While Hamlet is mad, he is also a victim. In the article “ Hamlet, “A Man to Double Business Bound” by Anna K. Nardo, explains that in this article, the author makes the claim that Hamlet is indeed mad, but is also a victim to Double Binds. Double Binds is defined as “an emotionally distressing dilemma in communication in which an individual (or group) receives two or more conflicting messages, and one message negates the other.” According to the article, recent studies done by psychologists who have made the claim that Hamlet suffers from the double bind syndrome and how because of the double bind ultimately leads to the tragedy of the play. This article also relate the double bind theory back to the Oedipus Complex previously explained in a previous article. This article supports the argument because it further uses psychology to support the argument that Hamlet is indeed mad. The Double Bind theory is an argument yet to be presented in any of the article previously referred to and it brings up a new concept as to why Hamlet is mad. In the article, it states

“Psychologists who have tried to define the double bind have discovered the truth behind Polonius’ verbiage: ‘for, to define true madness, / What is’t but to be nothing else but mad?’ (Act 11 Scene 2.93-94).
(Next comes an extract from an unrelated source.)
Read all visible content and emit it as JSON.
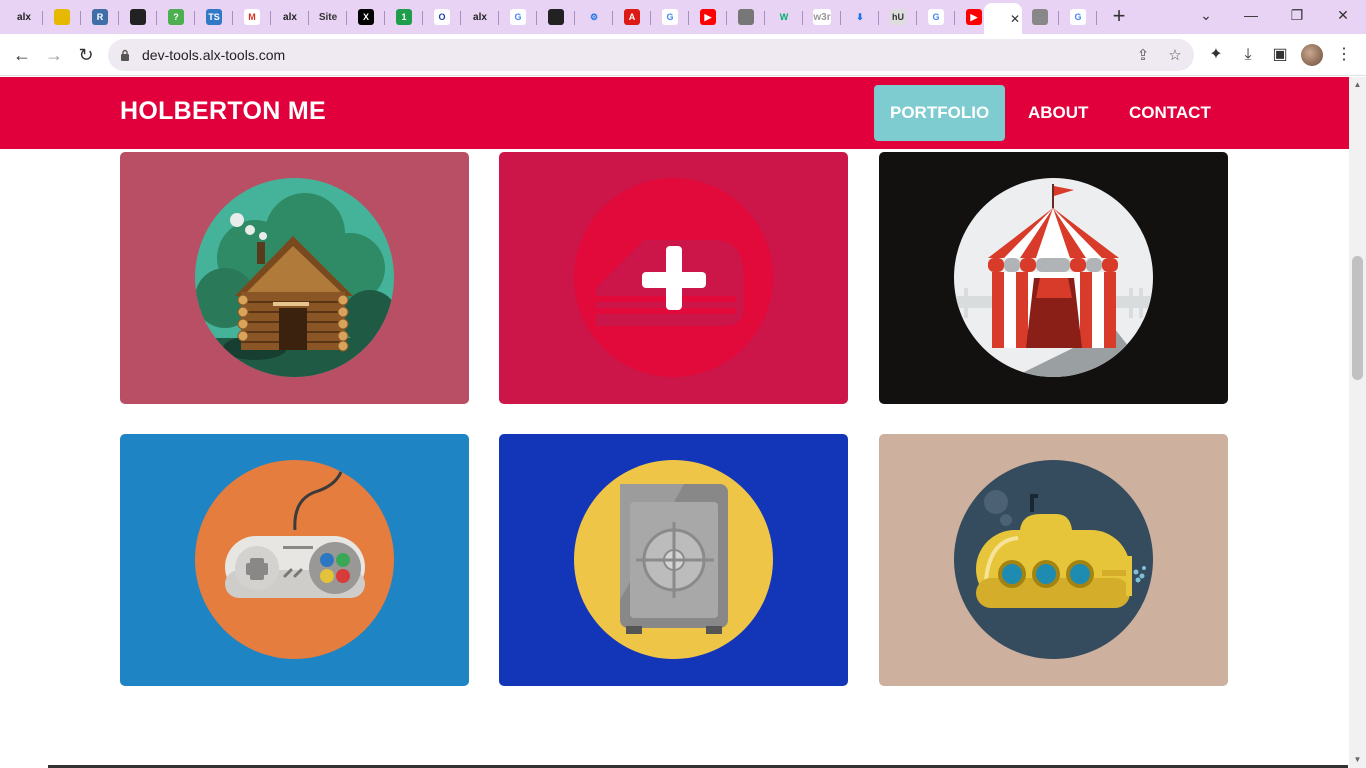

Their efforts over the past twenty years have produced a term used to describe a pattern of communication often found in familes with a schizophrenic adolescent or young adult. The pattern occurs

  1. When the individual is involved in an intense relationship; that is, a relationship in which he feels it is vitally important that he discriminate accurately what sort of message is being communicated so that he may respond appropriately.
  2. And, the individual is caught in a situation in which the other person in the relationship is expressing two orders of message and one of these denies the other.
  3. And, the individual is unable to comment on the messages being expressed to correct his discrimination of what order of message to respond to, i.e., he cannot make a metacommunicative statement.” (Nardo 1)This quote goes to show the reader the signs of one who is or is going mad. Hamlet has expressed these in multiple occasions.

Through Hamlet’s actions and behaviors, we see that Hamlet is not pretending to be mad, he is indeed mad. His madness can be traced back to the tragic events that have occurred to him such as the death of his father and the marriage of mother and uncle.